Como faço para criar uma rede de sites que compreendem single sign-on?
https://stackoverflow.com/questions/233996
-
04-07-2019 - |
italiano
english
français
española
中国
日本の
العربية
Deutsch
한국어
Português
RussianPergunta
Eu tenho vários sites (Asp.Net) que eu gostaria de ter um single sign on para ...
Eu gostaria de um usuário a visitar Site1 e ter Site1 contato um centro de single sign-on server (SSS).
O SSS, então, determinar que o usuário não estava conectado (não sei como) e seria redirecionar o usuário para uma tela de logon (ainda no SSS).
Se autenticado, o usuário será redirecionado para Site1.

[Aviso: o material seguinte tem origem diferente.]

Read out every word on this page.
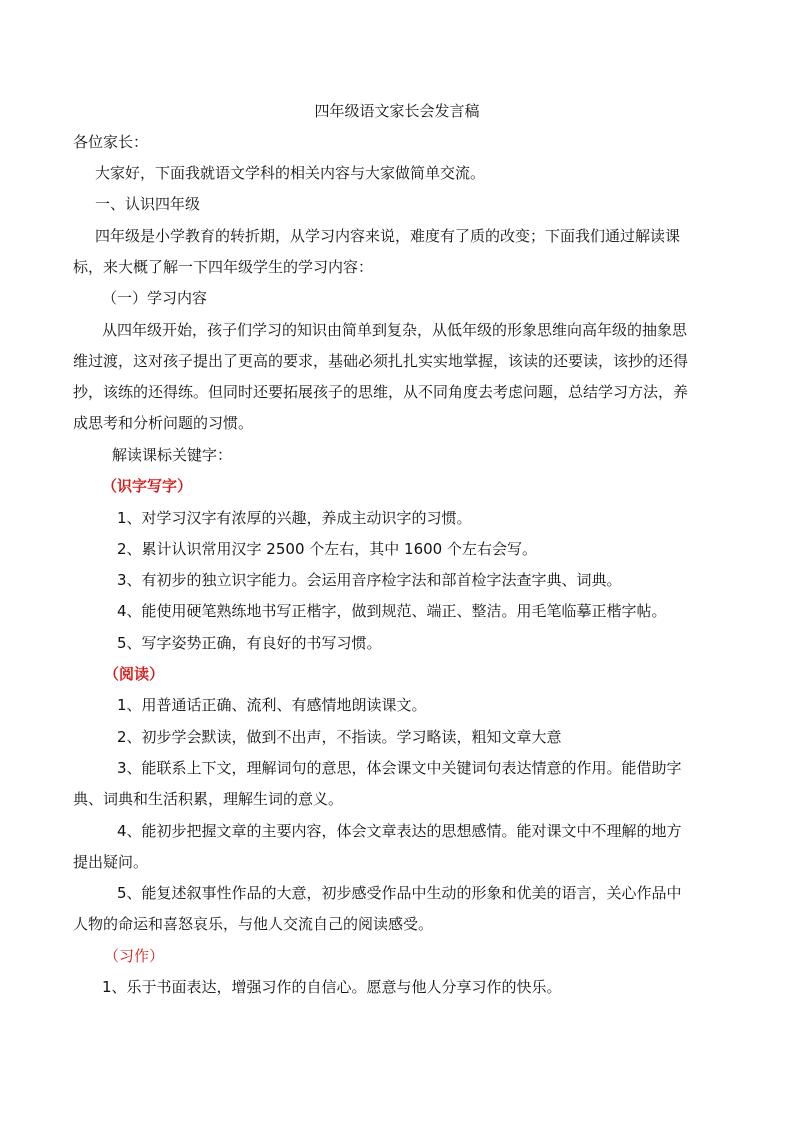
四年级语文家长会发言稿
各位家长：
大家好，下面我就语文学科的相关内容与大家做简单交流。
一、认识四年级
四年级是小学教育的转折期，从学习内容来说，难度有了质的改变；下面我们通过解读课
标，来大概了解一下四年级学生的学习内容：
（一）学习内容
从四年级开始，孩子们学习的知识由简单到复杂，从低年级的形象思维向高年级的抽象思
维过渡，这对孩子提出了更高的要求，基础必须扎扎实实地掌握，该读的还要读，该抄的还得
抄，该练的还得练。但同时还要拓展孩子的思维，从不同角度去考虑问题，总结学习方法，养
成思考和分析问题的习惯。
解读课标关键字：
（识字写字）
1、对学习汉字有浓厚的兴趣，养成主动识字的习惯。
2、累计认识常用汉字 2500 个左右，其中 1600 个左右会写。
3、有初步的独立识字能力。会运用音序检字法和部首检字法查字典、词典。
4、能使用硬笔熟练地书写正楷字，做到规范、端正、整洁。用毛笔临摹正楷字帖。
5、写字姿势正确，有良好的书写习惯。
（阅读）
1、用普通话正确、流利、有感情地朗读课文。
2、初步学会默读，做到不出声，不指读。学习略读，粗知文章大意
3、能联系上下文，理解词句的意思，体会课文中关键词句表达情意的作用。能借助字
典、词典和生活积累，理解生词的意义。
4、能初步把握文章的主要内容，体会文章表达的思想感情。能对课文中不理解的地方
提出疑问。
5、能复述叙事性作品的大意，初步感受作品中生动的形象和优美的语言，关心作品中
人物的命运和喜怒哀乐，与他人交流自己的阅读感受。
（习作）
1、乐于书面表达，增强习作的自信心。愿意与他人分享习作的快乐。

Site1 trataria esta chegada como nova e provavelmente iria pedir ao SSS se o usuário estivesse conectado. Desta vez, o SSS sugeriria que o usuário em questão estava realmente conectado. E assim Site1 poderia armazenar esse fato nele de sessão para referência futura (talvez com algum tempo de espera adequado)

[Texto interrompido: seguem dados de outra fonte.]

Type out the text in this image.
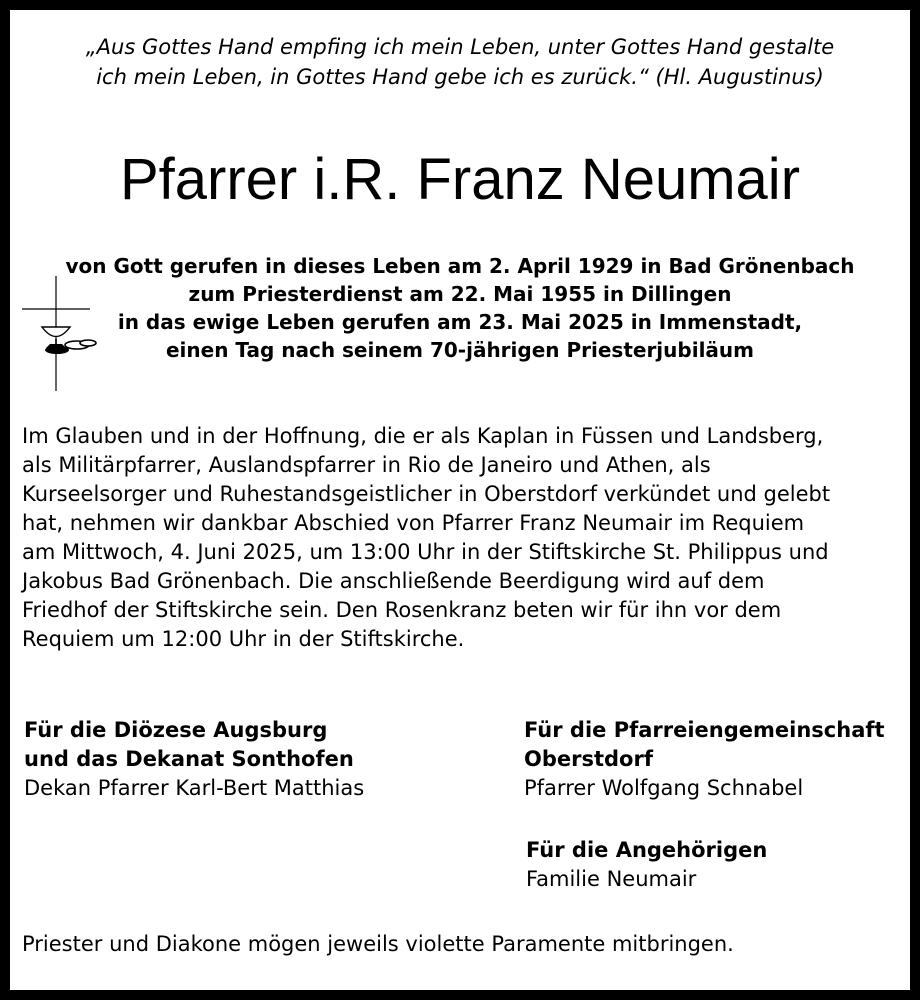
„Aus Gottes Hand empfing ich mein Leben, unter Gottes Hand gestalte
ich mein Leben, in Gottes Hand gebe ich es zurück.“ (Hl. Augustinus)
Pfarrer i.R. Franz Neumair
von Gott gerufen in dieses Leben am 2. April 1929 in Bad Grönenbach
zum Priesterdienst am 22. Mai 1955 in Dillingen
in das ewige Leben gerufen am 23. Mai 2025 in Immenstadt,
einen Tag nach seinem 70-jährigen Priesterjubiläum
Im Glauben und in der Hoffnung, die er als Kaplan in Füssen und Landsberg,
als Militärpfarrer, Auslandspfarrer in Rio de Janeiro und Athen, als
Kurseelsorger und Ruhestandsgeistlicher in Oberstdorf verkündet und gelebt
hat, nehmen wir dankbar Abschied von Pfarrer Franz Neumair im Requiem
am Mittwoch, 4. Juni 2025, um 13:00 Uhr in der Stiftskirche St. Philippus und
Jakobus Bad Grönenbach. Die anschließende Beerdigung wird auf dem
Friedhof der Stiftskirche sein. Den Rosenkranz beten wir für ihn vor dem
Requiem um 12:00 Uhr in der Stiftskirche.
Für die Diözese Augsburg
und das Dekanat Sonthofen
Dekan Pfarrer Karl-Bert Matthias
Für die Pfarreiengemeinschaft
Oberstdorf
Pfarrer Wolfgang Schnabel
Für die Angehörigen
Familie Neumair
Priester und Diakone mögen jeweils violette Paramente mitbringen.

Site1 conteria um link para Site2 qual o usuário pode optar por seguir.
Chegada ao Site2 devem acionar uma tentativa de Site2 para autenticar o usuário.
Como posso identificar o usuário entrar no Site2 como o mesmo usuário que já visitou Site1 e descobrir que eles já foram autenticados, a fim de que eles não precisam fazer o login em uma segunda vez?
Nota: O SSS tem de ser um sistema privado onde eu controlar a criação da conta. Então, eu tenho medo que eu não pode estar contando com servidores OpenID externos
Update:. Sou incapaz de garantia neste momento que Site1, Site2 e SSS seria dentro do mesmo domínio ... Então eu não faço pensar biscoitos vai cortá-la
Solução
Não descarte OpenID tão rapidamente - como o proprietário do site, cabe a você escolher qual provedor de OpenID (s) que você escolher para apoio. Você pode optar por executar o seu próprio servidor OpenID e apenas confiar nele.
Além disso, lembre-se que OpenID é um sistema para autenticação. - Como usuário X prova que eles são quem eles dizem que são
Aqui na StackOverflow, eles criam automaticamente as contas quando alguém usa um OpenID para fazer logon - mas você não tem que fazer isso. Você pode ter controle total sobre a criação da conta, com um OpenID associado a cada conta.
Lembre-se também, que (geralmente) qualquer software que você não tem que escrever e manter é uma coisa boa.
Outras dicas
Faça-o da mesma forma todo mundo faz isso, passar em torno de fichas DB-geradas entre os sites com GET ou POST, em seguida, validar essas fichas de volta para um serviço web que fala com o DB diretamente.
Assim o usuário quer no sítio 1 (www.domain1.com). Site 1 cheques de login de domínio local sessão / biscoito, não consegue encontrar nenhum, redireciona o usuário http: / /logindomain.com/?return=www.domain1.com . Se existe um cookie logindomain mais cedo (a partir de sign-ins para sites afiliados), enviá-lo de volta para o site 1. Se não, fazer o que auth utilizador que pretende (cheques Kerberos, formulários auth, openID, etc.) para gerar um token único. Loja que no cookie para logindomain, e redirecioná-los de volta para onde quer "retorno" apontou para, com seu token anexado: http://www.domain1.com/?token=123456 . Uma vez que valida domínio1 o token contra um serviço web (ou o DB sinal diretamente), ele pode definir a sua própria sessão de login local / cookie com as credenciais do usuário.
Então agora você está no local 2 (www.domain2.com) e ir para entrar Você redirecionado para logindomain novamente com o retorno var set, mas ele não pedir-lhe a senha neste momento.? - ele já tem o seu símbolo em seu cookie de SSO. Você começa imediatamente redirecionado para: http://www.domain2.com/?token=123456 (mesma forma como site1 usado). Domain2 valida o token novamente, e deixa-o com nenhuma verificação de senha.
Ele fica um pouco mais complicado se você está mudando o URL de login na mosca ou tentando fazer um AD híbrido / Formulários Auth monstro como I foi encarregado de construir, mas este parece funcionar bem e partidas exatamente (a uma alto nível) que IBM e MS docs dizem que seus sistemas de SSO proprietários fazer.
Você pode tentar usar um servidor de estado de sessão compartilhada.
Você pode usar cookies para armazenar e criar tíquetes de autenticação para os usuários. Nós fizemos isso várias vezes e tem funcionado muito bem.